Months later, in December, the Uchidas gathered to see Zenichiro’s tombstone, now complete. Rain dripped from the edges of a tent, raised over the family, as they laid fragrant incense on the stone. A lone ray of sunshine chiseled through the clouds, illuminating the shrine. Ted can’t explain it, but in that moment, he says, it felt like his father was saying goodbye.
“Then my mother said, ‘I want to go back to work now,’ ” he recalled.
The shop reopened quietly last Wednesday. Sales are slow. Normally, poinsettias blanket the shop’s floor, come Christmas: this year, the red-leafed plants are scarce. But it’s not about the money, says Ted.
“I used to think my parents’ place was just a shop,” said Jeff. “I didn’t think it was anything special. But I’ve realized – it’s not just a shop, it’s my parents’ way of life.”

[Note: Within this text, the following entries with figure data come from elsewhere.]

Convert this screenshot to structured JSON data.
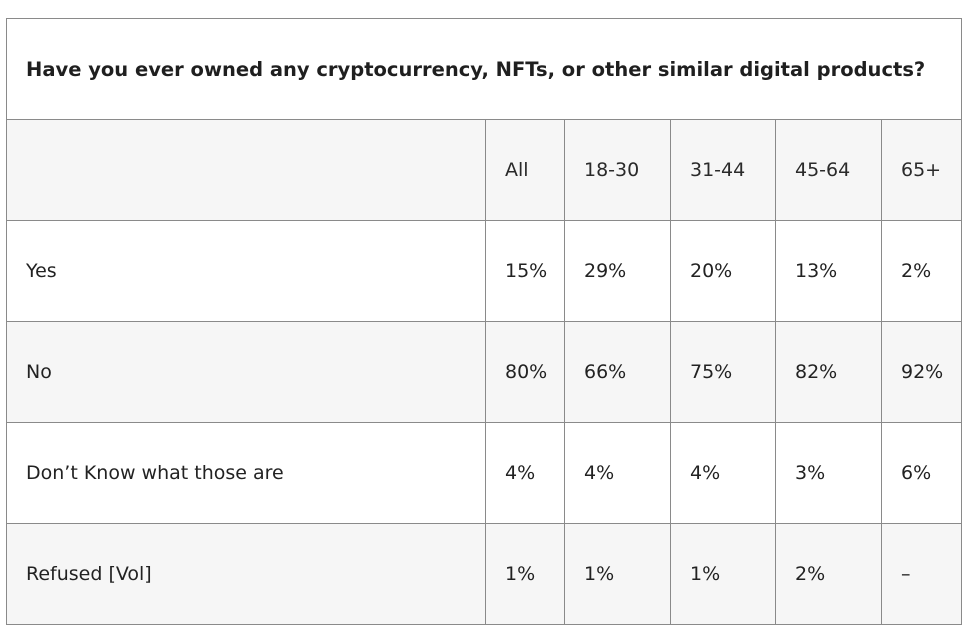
{
  "chart_data": {
    "type": "table",
    "title": "Have you ever owned any cryptocurrency, NFTs, or other similar digital products?",
    "columns": [
      "",
      "All",
      "18-30",
      "31-44",
      "45-64",
      "65+"
    ],
    "rows": [
      {
        "label": "Yes",
        "values": [
          "15%",
          "29%",
          "20%",
          "13%",
          "2%"
        ]
      },
      {
        "label": "No",
        "values": [
          "80%",
          "66%",
          "75%",
          "82%",
          "92%"
        ]
      },
      {
        "label": "Don’t Know what those are",
        "values": [
          "4%",
          "4%",
          "4%",
          "3%",
          "6%"
        ]
      },
      {
        "label": "Refused [Vol]",
        "values": [
          "1%",
          "1%",
          "1%",
          "2%",
          "–"
        ]
      }
    ]
  },
  "colors": {
    "border": "#8a8a8a",
    "row_alt": "#f6f6f6",
    "text": "#222222"
  }
}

As Ted speaks of his father’s legacy, his love of peace, his insistence on always being “first-class,” Shizuko and Makiko chatter near the register, over Styrofoam cups of tea.
Just like always.
“Nothing dramatic has changed,” said Jeff – and that’s a good thing.
Christmas isn’t a big holidays for the Ushidas, even in an ordinary year. This Christmas, because of Zenichiro’s death, they won’t give cards or gifts: a Buddhist custom. But New Year’s brings them to the same table, sharing Shizuko’s roast beef dinner. And other traditions continue unbroken: Gilroy’s Sister Cities program with Takko-Machi, Japan, initiated decades back by Zenichiro. The high school choir’s yearly trip to Japan, another Uchida project. And the daily practices of peace, of brokering between cultures near and far, that Zenichiro bequeathed to his son.
“I didn’t know the war,” said Ted, “so I don’t have the urgency that my dad did. But I understand. Once, we were farmers. We became lawyers, doctors, multimillionares. You become content with life, and do nothing. But that’s not why my dad brought them here.
“We’re meant to be a bridge,” he said. “To broker peace. Because if you don’t do anything, peace won’t wait.”